此外,她在《啼笑因緣》中一飾兩角,同時扮演沈鳳喜與何麗娜兩個面貌相似,但身份、舉止、性格迥異的女性。她還在《雷雨》中出演主角繁漪。1988年赴香港演出,香港觀眾稱她有丁是娥的神韻。頻繁的藝術實踐,辛勤的藝術創造,使馬莉莉由此成為當時滬劇界最有影響的一位中年演員。而馬莉莉更是在政治上嚴格要求自己,努力使自己成為黨的文藝工作者,1986年7月1日,她光榮入黨。

《宋慶齡在上海》馬莉莉(左)飾宋慶齡,華雯(右)飾宋美齡

《風雨同齡人》馬莉莉飾鐘佩文、呂賢麗飾陳潔
一個優秀的演員,總是不斷地超越自我,探索與創造永無止境。而對馬莉莉來說,她的藝術生涯還伴隨著改革開放的腳步。1989年,成立“直屬團”,開創了“文企聯姻”的先河;1993年,她當起了“自收自支”的浦東分院院長;1999年,她又敢吃螃蟹,成立了“馬莉莉工作室”。而難得的是在這三個節點上,她均向觀眾交出了滿意的答卷。

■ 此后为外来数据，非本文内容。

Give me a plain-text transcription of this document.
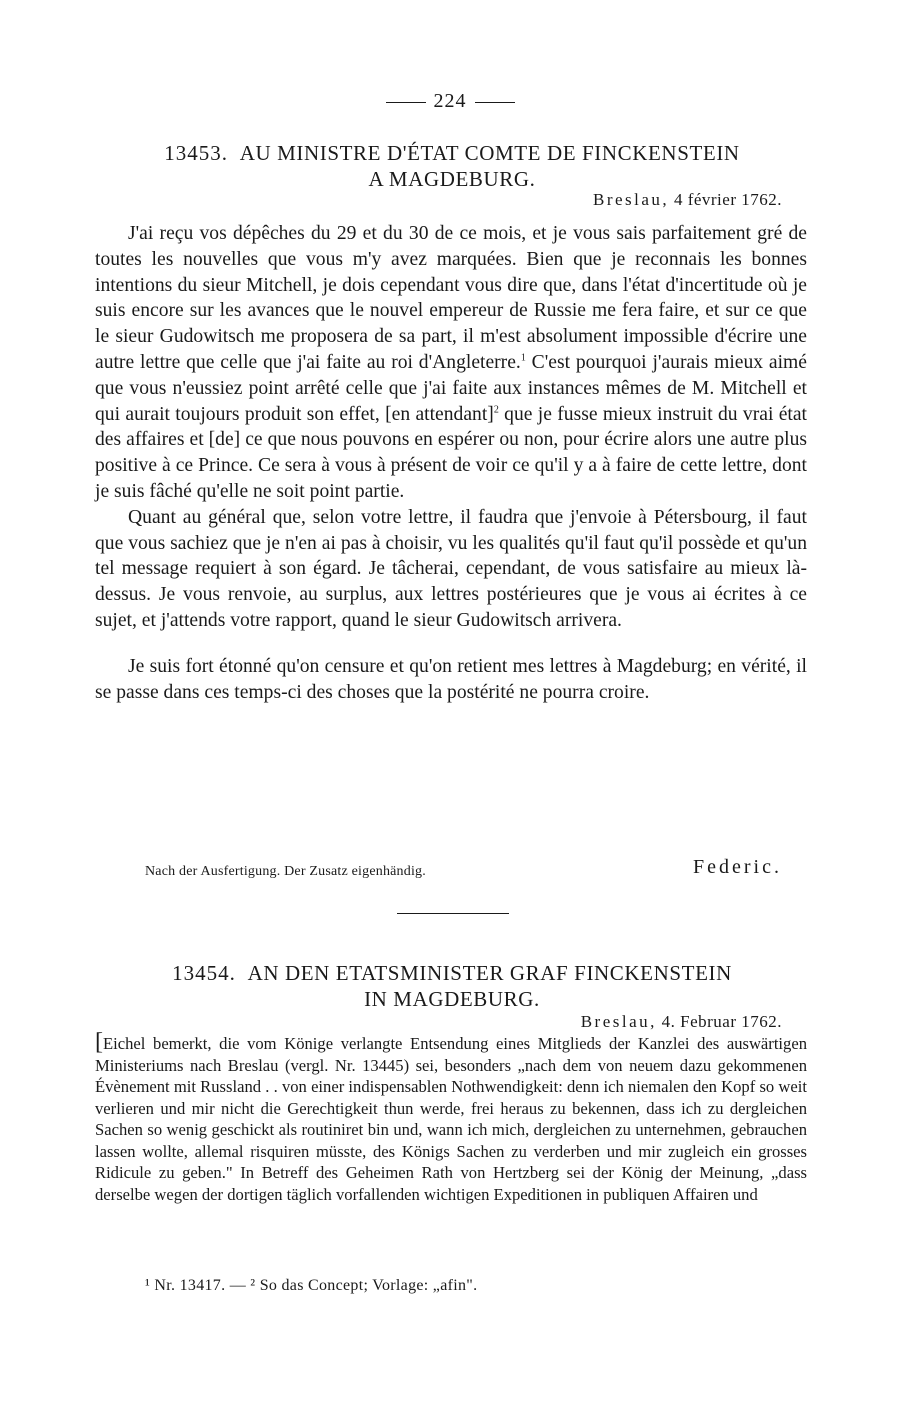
224
13453. AU MINISTRE D'ÉTAT COMTE DE FINCKENSTEIN
A MAGDEBURG.
Breslau, 4 février 1762.

J'ai reçu vos dépêches du 29 et du 30 de ce mois, et je vous sais parfaitement gré de toutes les nouvelles que vous m'y avez marquées. Bien que je reconnais les bonnes intentions du sieur Mitchell, je dois cependant vous dire que, dans l'état d'incertitude où je suis encore sur les avances que le nouvel empereur de Russie me fera faire, et sur ce que le sieur Gudowitsch me proposera de sa part, il m'est absolument impossible d'écrire une autre lettre que celle que j'ai faite au roi d'Angleterre.$^1$ C'est pourquoi j'aurais mieux aimé que vous n'eussiez point arrêté celle que j'ai faite aux instances mêmes de M. Mitchell et qui aurait toujours produit son effet, [en attendant]$^2$ que je fusse mieux instruit du vrai état des affaires et [de] ce que nous pouvons en espérer ou non, pour écrire alors une autre plus positive à ce Prince. Ce sera à vous à présent de voir ce qu'il y a à faire de cette lettre, dont je suis fâché qu'elle ne soit point partie.

Quant au général que, selon votre lettre, il faudra que j'envoie à Pétersbourg, il faut que vous sachiez que je n'en ai pas à choisir, vu les qualités qu'il faut qu'il possède et qu'un tel message requiert à son égard. Je tâcherai, cependant, de vous satisfaire au mieux là-dessus. Je vous renvoie, au surplus, aux lettres postérieures que je vous ai écrites à ce sujet, et j'attends votre rapport, quand le sieur Gudowitsch arrivera.

Je suis fort étonné qu'on censure et qu'on retient mes lettres à Magdeburg; en vérité, il se passe dans ces temps-ci des choses que la postérité ne pourra croire.

Nach der Ausfertigung. Der Zusatz eigenhändig.	Federic.
13454. AN DEN ETATSMINISTER GRAF FINCKENSTEIN
IN MAGDEBURG.
Breslau, 4. Februar 1762.
[Eichel bemerkt, die vom Könige verlangte Entsendung eines Mitglieds der Kanzlei des auswärtigen Ministeriums nach Breslau (vergl. Nr. 13445) sei, besonders „nach dem von neuem dazu gekommenen Évènement mit Russland . . von einer indispensablen Nothwendigkeit: denn ich niemalen den Kopf so weit verlieren und mir nicht die Gerechtigkeit thun werde, frei heraus zu bekennen, dass ich zu dergleichen Sachen so wenig geschickt als routiniret bin und, wann ich mich, dergleichen zu unternehmen, gebrauchen lassen wollte, allemal risquiren müsste, des Königs Sachen zu verderben und mir zugleich ein grosses Ridicule zu geben." In Betreff des Geheimen Rath von Hertzberg sei der König der Meinung, „dass derselbe wegen der dortigen täglich vorfallenden wichtigen Expeditionen in publiquen Affairen und
¹ Nr. 13417. — ² So das Concept; Vorlage: „afin".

1989年,馬莉莉的直屬團排演新戲《霧中人》。這個戲題材獨特,描寫了中國人民志愿軍的戰俘歸國后的坎坷人生。馬莉莉以前扮演的張志新、陳白露等人物,一般性格比較明朗并富有造型感,《霧中人》中的女主角白靈卻迥然不同。她在戰俘營中不屈不撓,九死一生,但遣返回國因有變節嫌疑而屢遭顛沛,后在山村擔任教師,蒙冤受屈三十年,默默寡言,性格深沉。馬莉莉緊緊抓住白靈性格中一個“韌”字,表現她對黨的事業的無限堅貞。表演上改變了以往注重外部造型的方法,更多地運用眼神及細膩的情緒變化來刻畫人物,在藝術創造上實現了新的自我超越。當年6月,上海白玉蘭戲劇表演藝術獎首次舉辦,評委會以“全票”將主角獎的桂冠授予了成功飾演白靈的馬莉莉。同年10月,《霧中人》應邀參加1989年上海文化藝術節,又喜獲優秀成果獎。
1993年,出任上海滬劇院浦東分院院長的馬莉莉推出《風雨同齡人》。新戲講述的是,在改革開放的年代,昔日插隊落戶的知青鐘佩文,以美國夢達公司總經理的身份重返故土,到浦東投資,而在談判桌上重逢了當年的老同學、戀人歐陽杰。馬莉莉扮演的鐘佩文是一位從泥濘的人生路上走過來的“不惑”女性,下鄉、返城、出洋、回國,愛情的挫折、家庭的破碎、事業的艱辛,酸甜苦辣鋪滿了她從失望到彷徨到重建希望的人生之路。同為新中國的同齡人,馬莉莉將鐘佩文回國尋找失落的夢的復雜心態,通過真摯而細膩的表演,感人肺腑的演唱,將她演繹得親切而感人,強烈地撥動了同齡人和廣大觀眾的心弦。同年《風雨同齡人》赴福州參加第三屆中國戲劇節并獲創作獎、優秀演員獎。次年,馬莉莉又憑此戲摘走了第十一屆中國戲劇梅花獎。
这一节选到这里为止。